Mr Jones endorsed Mr Bowler's comments surrounding the need for long-term tenure.
"Cazaly accepts the need for long-term tenure and it's our understanding this was precisely why the State Government adopted State Agreement Acts to cover relevant reserves," he said.
"The Shovelanna licence held by Rio Tinto was not a part of any State Agreement Act area and therefore remains under the jurisdiction of the Mining Act. If Shovelanna was such an important asset for Rio Tinto, why has it never been included in a State Agreement Act?
"Surely the key point is the development of the State's iron ore resources - not warehousing public assets to be used to the benefit of any single company's commercial interest.
"The clear facts are that Rio Tinto have held this tenement via associated parties for more than 30 years and have not shown any desire to develop it. Rio Tinto has an appalling record of exploration over the ground - having not drilled a hole for more than 20 years.
"Cazaly Resources is best placed to develop the Shovelanna ore body and be able to quickly respond to the increases in demand that Minister Bowler refers to. Within three years of having access to the ground production would have started producing a royalty stream of around $17M per annum to the State on today's prices.
"The Minister's decision has effectively killed off new investment from Cazaly Resources whilst protecting one party's commercial interest."
Finally, Mr McMahon said using the argument that "the rent was paid but the courier was late" should be universally rejected.
"Partial compliance with the Mining Act is NOT full compliance," Mr McMahon said. "The Mining Act is crystal clear on what is required. For the State Government to simply accept a cheque from Rio Tinto without the required documentation completely re-writes the Mining Act. You can not change the umpire's rules midway through a game.

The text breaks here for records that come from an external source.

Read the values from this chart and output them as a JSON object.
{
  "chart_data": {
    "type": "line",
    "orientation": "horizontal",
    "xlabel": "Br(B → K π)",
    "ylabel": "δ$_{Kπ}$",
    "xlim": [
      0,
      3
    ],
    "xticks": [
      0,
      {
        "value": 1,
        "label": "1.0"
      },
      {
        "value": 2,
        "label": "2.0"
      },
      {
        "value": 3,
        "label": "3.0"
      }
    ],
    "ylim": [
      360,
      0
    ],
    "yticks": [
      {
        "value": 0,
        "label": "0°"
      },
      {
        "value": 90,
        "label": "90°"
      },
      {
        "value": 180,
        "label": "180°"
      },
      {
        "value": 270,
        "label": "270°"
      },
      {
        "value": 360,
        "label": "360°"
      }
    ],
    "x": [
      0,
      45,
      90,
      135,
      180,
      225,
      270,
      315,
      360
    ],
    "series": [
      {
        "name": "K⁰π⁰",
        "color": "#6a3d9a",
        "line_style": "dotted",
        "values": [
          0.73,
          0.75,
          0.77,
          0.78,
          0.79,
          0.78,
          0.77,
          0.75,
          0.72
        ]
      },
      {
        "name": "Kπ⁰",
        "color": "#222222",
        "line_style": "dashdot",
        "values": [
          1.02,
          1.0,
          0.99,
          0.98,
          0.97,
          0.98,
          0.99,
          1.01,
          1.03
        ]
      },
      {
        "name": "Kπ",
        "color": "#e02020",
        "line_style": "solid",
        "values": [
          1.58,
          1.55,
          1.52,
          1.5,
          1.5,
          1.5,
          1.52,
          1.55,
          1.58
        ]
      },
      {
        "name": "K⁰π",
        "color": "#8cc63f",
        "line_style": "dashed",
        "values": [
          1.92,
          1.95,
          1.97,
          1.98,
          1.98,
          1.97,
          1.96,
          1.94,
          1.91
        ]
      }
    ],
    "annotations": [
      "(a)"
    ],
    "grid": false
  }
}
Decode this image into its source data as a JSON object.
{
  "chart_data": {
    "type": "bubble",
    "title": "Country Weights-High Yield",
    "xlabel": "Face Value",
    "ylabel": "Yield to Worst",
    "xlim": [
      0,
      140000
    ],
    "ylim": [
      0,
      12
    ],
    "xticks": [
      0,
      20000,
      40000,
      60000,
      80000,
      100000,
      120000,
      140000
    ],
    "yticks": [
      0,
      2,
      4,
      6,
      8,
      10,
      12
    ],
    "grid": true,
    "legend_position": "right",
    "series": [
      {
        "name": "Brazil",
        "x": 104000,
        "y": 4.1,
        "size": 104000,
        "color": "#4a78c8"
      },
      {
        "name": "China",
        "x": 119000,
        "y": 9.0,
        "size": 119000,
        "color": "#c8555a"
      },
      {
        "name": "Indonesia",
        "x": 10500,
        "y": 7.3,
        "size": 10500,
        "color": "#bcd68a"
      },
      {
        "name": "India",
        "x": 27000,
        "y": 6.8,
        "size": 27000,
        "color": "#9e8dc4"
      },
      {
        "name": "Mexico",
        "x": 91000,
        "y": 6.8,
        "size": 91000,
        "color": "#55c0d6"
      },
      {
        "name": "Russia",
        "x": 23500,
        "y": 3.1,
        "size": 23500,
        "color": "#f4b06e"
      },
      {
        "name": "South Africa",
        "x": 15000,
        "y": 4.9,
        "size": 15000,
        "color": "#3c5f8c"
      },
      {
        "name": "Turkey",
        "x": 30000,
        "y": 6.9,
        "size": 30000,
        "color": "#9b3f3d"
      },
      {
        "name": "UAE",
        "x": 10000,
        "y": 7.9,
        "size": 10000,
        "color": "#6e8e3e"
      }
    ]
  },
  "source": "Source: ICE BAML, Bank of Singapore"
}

"The question of how Rio Tinto lost the tenement is irrelevant. Under the Mining Act, all that Mr Bowler was required to consider was whether there was any reason in the public interest why Cazaly should not be granted the tenement. Mr Bowler's statement does not disclose any reason why he should have terminated Cazaly's application. His reasons all relate to Rio and its position - they have nothing to do with Cazaly.